Handlungsort

Tatortbestimmung im Internet

Tatortbestimmung im Internet

Der Tatort einer Straftat lässt sich bei vielen Delikten – bspw. einer Körperverletzung oder einem Diebstahl – im „realen“ Leben ohne Schwierigkeiten bestimmen. Im Bereich der Cyberkriminalität gestaltet sich dies dagegen umso schwieriger. Soll darauf abgestellt werden, wo sich der Täter selbst während der strafbaren Handlung befindet, wo die Handlung ihre Wirkung entfaltet oder doch darauf, wo sich der vom Täter ausgewählte Server befindet? Relevant ist die Klärung dieser Frage mitunter, um herauszufinden, ob und wo ein Täter strafrechtlich verfolgt werden kann.

Gemäß § 9 Abs. 1 StGB ist eine Tat an jedem Ort begangen, an dem der Täter gehandelt hat oder im Falle des Unterlassens hätte handeln müssen oder an dem der zum Tatbestand gehörende Erfolg eingetreten ist oder nach der Vorstellung des Täters eintreten sollte. Der Tatort kann somit sowohl nach dem Handlungs- als auch nach dem Erfolgsort einer Straftat bestimmt werden.

Der Handlungsort als Tatort

Der Bundesgerichtshof knüpft den Handlungsort iSd § 9 Abs. 1, 1. Fall StGB im Bereich der Cyber-Delikte bei einem aktivem Tun ausschließlich an den Aufenthaltsort des Täters, folglich an den Ort, an dem sich der Täter bei Vornahme der tatbestandlichen Handlung physisch befindet. Unerheblich hingegen ist demnach, wo die durch mediale Übertragung transportierte Handlung ihre Wirkung entfaltet oder an welchem Standort sich der genutzte Server befindet.[1]

Den teilweise in der Rechtsprechung und im Schrifttum – bis dahin – vertretenen gegenläufigen Ansichten[2], die im Ergebnis zu einem extensiven Anwendungsbereich des deutschen Strafrechts führen, erteilte der Bundesgerichtshof eine ausdrückliche Absage.[3]

Da der Handlungsort bei aktivem Tun auch sonst grundsätzlich durch den Aufenthaltsort des Täters bestimmt wird,[4] überzeugt die Ansicht nicht, nach der ein Handlungsort auch dort gegeben sein soll, wo die durch mediale Übertragung transportierte Handlung ihre Wirkung entfaltet. So ist der Radius der Wahrnehmbarkeit einer Handlung nicht als Teil der Handlung selbst anzusehen.[5] Aus denselben Erwägungen kommt es auch nicht in Betracht, den Standort des vom Täter angewählten Servers für ausschlaggebend zu erachten.[6]

Der Erfolgsort als Tatort

Der Tatort kann des Weiteren gemäß § 9 Abs. 1, 3. Fall und 4. Fall StGB an dem Ort liegen, „an dem der zum Tatbestand gehörende Erfolg eingetreten ist” oder eintreten sollte.
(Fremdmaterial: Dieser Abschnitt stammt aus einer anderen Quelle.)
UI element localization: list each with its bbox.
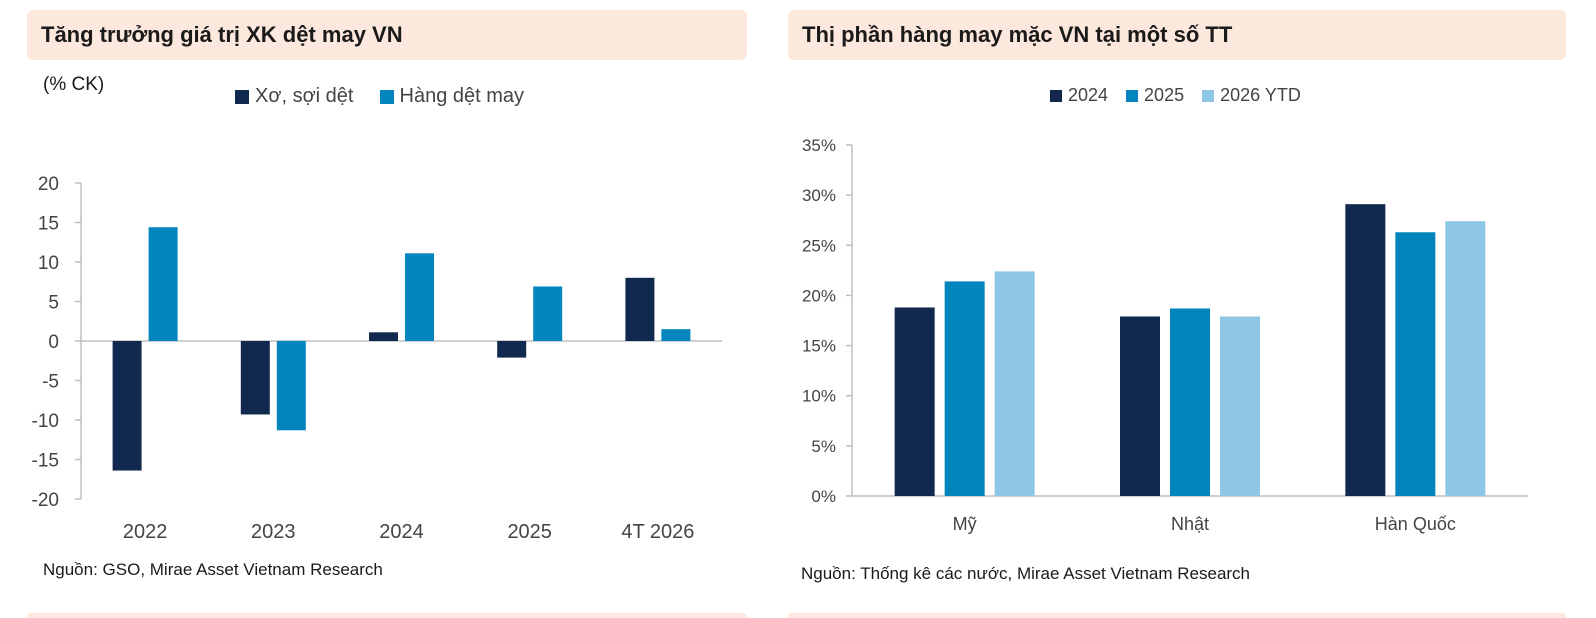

Auch hierbei stellen sich im Bereich der Cyberkriminalität verschiedene Probleme. So kann etwa eine Beleidigung im Internet durch die weltweite Abrufbarkeit im Grunde überall einen Erfolgsort haben, während sie außerhalb des Internets in der Regel einen beschränkten Empfängerkreis und daher nur wenige Erfolgsorte hat.[7]

Weiterhin haben beispielsweise abstrakte Gefährdungsdelikte, zu denen mit Ausnahme der Beleidigung alle Äußerungsdelikte zählen, nach weit verbreiteter Ansicht überhaupt keinen Erfolgsort iSd § 9 Abs. 1, 3. Fall und 4. Fall StGB, sondern sind bereits mit der Vornahme der entsprechenden Handlung vollendet. Wohingegen bei der Erpressung, einem Erfolgsdelikt, mit der Zahlung des erpressten Geldes der tatbestandliche Erfolg eintritt und der Erfolgsort somit am Ort der Zahlung liegt, genügt es beispielsweise für eine Strafbarkeit bei der Trunkenheit im Verkehr, einem abstrakten Gefährdungsdelikt, wenn der alkoholisierte Täter mit seinem Fahrzeug fährt, selbst wenn weit und breit keine andere Person, die verletzt werden könnte, anwesend ist und auch andere Rechtsgüter mit Sicherheit nicht beeinträchtigt werden.[8] Hierbei muss für eine Strafbarkeit des Täters weder ein Schaden entstehen, noch eine konkrete Gefahr für ein Rechtsgut eintreten. Mithin ist allein die Vornahme der tatbestandlichen Handlung ausreichend. Mangels der Notwendigkeit eines Erfolges existiert bei solchen Delikten auch kein Erfolgsort.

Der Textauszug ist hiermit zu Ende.